Когда мы уединились, я выложила все, что Леонардо рассказал мне о Меуччи. Кое-что Эвклид уже знал, однако в соответствии с нашим методом исследования детали опускать не следовало. Так что я приступила к истории с самого начала.
Антонио Меуччи родился в 1808 году во Флоренции и там же, в Академии изящных искусств, изучал общую и инженерную механику. Человек это был энергичный и с разносторонними интересами, поэтому он заодно погрузился в химию, физику, акустику, а также в науку об электричестве в том ее виде, в каком она на тот момент существовала. Эвклид кивал, подтверждая правильность излагаемых сведений. Получив такую подготовку, в еще весьма юном возрасте Меуччи начал работать машинистом сцены в театре «Пергола», где, среди прочего,
Меуччи прожил во Флоренции долгие годы, но все же уехал, потому что свойственная ему энергия не ограничивалась исключительно областью науки. Похоже, его либеральные и республиканские взгляды доставили ему немало проблем, вследствие чего он принял предложение работать в Гаване. Незадолго до этого он заключил брак с некой Эстер, костюмершей из «Перголы», и рука об руку с ней сошел на берег Кубы в 1835 году, прибыв вместе с итальянской оперной труппой. В то время театр «Такой» еще не открыл свои двери публике, хотя супружеская чета уже имела с ним контракт: она поступала на службу костюмером, а он — главным инженером театра, который станет самым большим театром Американского континента.
Я сделала паузу. Эвклид глубоко вздохнул, покрутил головой, издал пару еле слышных восклицаний, а потом сказал: «Какого хрена, откуда ж этот чувак раздобыл такую прорву информации?» Мой друг явно был удивлен и, по-моему, даже несколько раздосадован тем, что есть кто-то еще, увлеченный этой темой. Однако Леонардо — писатель, и его интерес к Меуччи не был в полной мере научным, его в первую очередь гипнотизировал сам персонаж и его жизнь: детство, любовь, жизненные обстоятельства, в которых он действовал. Поэтому совершенно естественно, что его поиски охватывали такое широкое поле. Когда он рассказывал мне о театре «Такой», крутя педали, а я любовалась растущими пятнами пота на его спине и постепенно переместилась в его историю, оказалась в интерьерах такой красоты и изящества, которые исторгли возглас восхищения и слова похвалы не у кого-нибудь, а у самой графини Мерлин, нашей первой писательницы.

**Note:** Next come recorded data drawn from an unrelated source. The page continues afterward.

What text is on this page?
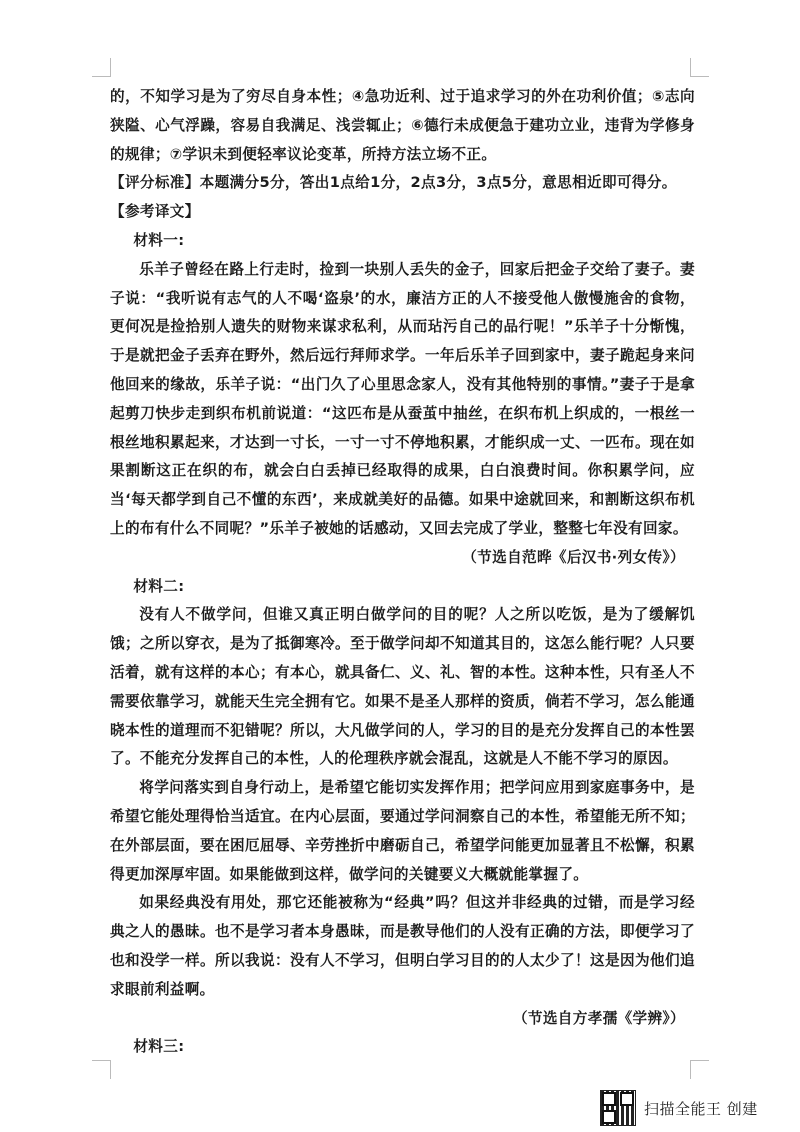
的，不知学习是为了穷尽自身本性；④急功近利、过于追求学习的外在功利价值；⑤志向狭隘、心气浮躁，容易自我满足、浅尝辄止；⑥德行未成便急于建功立业，违背为学修身的规律；⑦学识未到便轻率议论变革，所持方法立场不正。

【评分标准】本题满分5分，答出1点给1分，2点3分，3点5分，意思相近即可得分。

【参考译文】

材料一:

乐羊子曾经在路上行走时，捡到一块别人丢失的金子，回家后把金子交给了妻子。妻子说：“我听说有志气的人不喝‘盗泉’的水，廉洁方正的人不接受他人傲慢施舍的食物，更何况是捡拾别人遗失的财物来谋求私利，从而玷污自己的品行呢！”乐羊子十分惭愧，于是就把金子丢弃在野外，然后远行拜师求学。一年后乐羊子回到家中，妻子跪起身来问他回来的缘故，乐羊子说：“出门久了心里思念家人，没有其他特别的事情。”妻子于是拿起剪刀快步走到织布机前说道：“这匹布是从蚕茧中抽丝，在织布机上织成的，一根丝一根丝地积累起来，才达到一寸长，一寸一寸不停地积累，才能织成一丈、一匹布。现在如果割断这正在织的布，就会白白丢掉已经取得的成果，白白浪费时间。你积累学问，应当‘每天都学到自己不懂的东西’，来成就美好的品德。如果中途就回来，和割断这织布机上的布有什么不同呢？”乐羊子被她的话感动，又回去完成了学业，整整七年没有回家。

（节选自范晔《后汉书·列女传》）

材料二:

没有人不做学问，但谁又真正明白做学问的目的呢？人之所以吃饭，是为了缓解饥饿；之所以穿衣，是为了抵御寒冷。至于做学问却不知道其目的，这怎么能行呢？人只要活着，就有这样的本心；有本心，就具备仁、义、礼、智的本性。这种本性，只有圣人不需要依靠学习，就能天生完全拥有它。如果不是圣人那样的资质，倘若不学习，怎么能通晓本性的道理而不犯错呢？所以，大凡做学问的人，学习的目的是充分发挥自己的本性罢了。不能充分发挥自己的本性，人的伦理秩序就会混乱，这就是人不能不学习的原因。

将学问落实到自身行动上，是希望它能切实发挥作用；把学问应用到家庭事务中，是希望它能处理得恰当适宜。在内心层面，要通过学问洞察自己的本性，希望能无所不知；在外部层面，要在困厄屈辱、辛劳挫折中磨砺自己，希望学问能更加显著且不松懈，积累得更加深厚牢固。如果能做到这样，做学问的关键要义大概就能掌握了。

如果经典没有用处，那它还能被称为“经典”吗？但这并非经典的过错，而是学习经典之人的愚昧。也不是学习者本身愚昧，而是教导他们的人没有正确的方法，即便学习了也和没学一样。所以我说：没有人不学习，但明白学习目的的人太少了！这是因为他们追求眼前利益啊。

（节选自方孝孺《学辨》）

材料三:

扫描全能王 创建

Я знала этот театр в его современной версии, но слова Леонардо были словно подернуты желтизной, оттенком старой бумаги. Понимаешь? Перед моими глазами вставал только что открытый театр с присущей ему роскошью девятнадцатого века, я любовалась сиянием люстры из чистейшего хрусталя над партером. Эта люстра, привезенная из Парижа, стала символом театра, но, к сожалению, спустя несколько лет разбилась по недосмотру при реставрации. Леонардо говорил о бале-маскараде, проходившем в театре во время карнавальных торжеств в 1838 году, как раз при его открытии, вкладывая в свои описания столько эмоций, что мне показалось, будто он и сам там побывал. Я не знала, чем занимался Меуччи и его жена до этой даты, зато узнала, что, едва «Такон» открылся, супруги поселились в апартаментах в самом театральном здании, где у них были и жилые помещения, и лаборатория. Именно там Меуччи усовершенствовал изобретения, связанные с улучшением акустики и машинерии сцены.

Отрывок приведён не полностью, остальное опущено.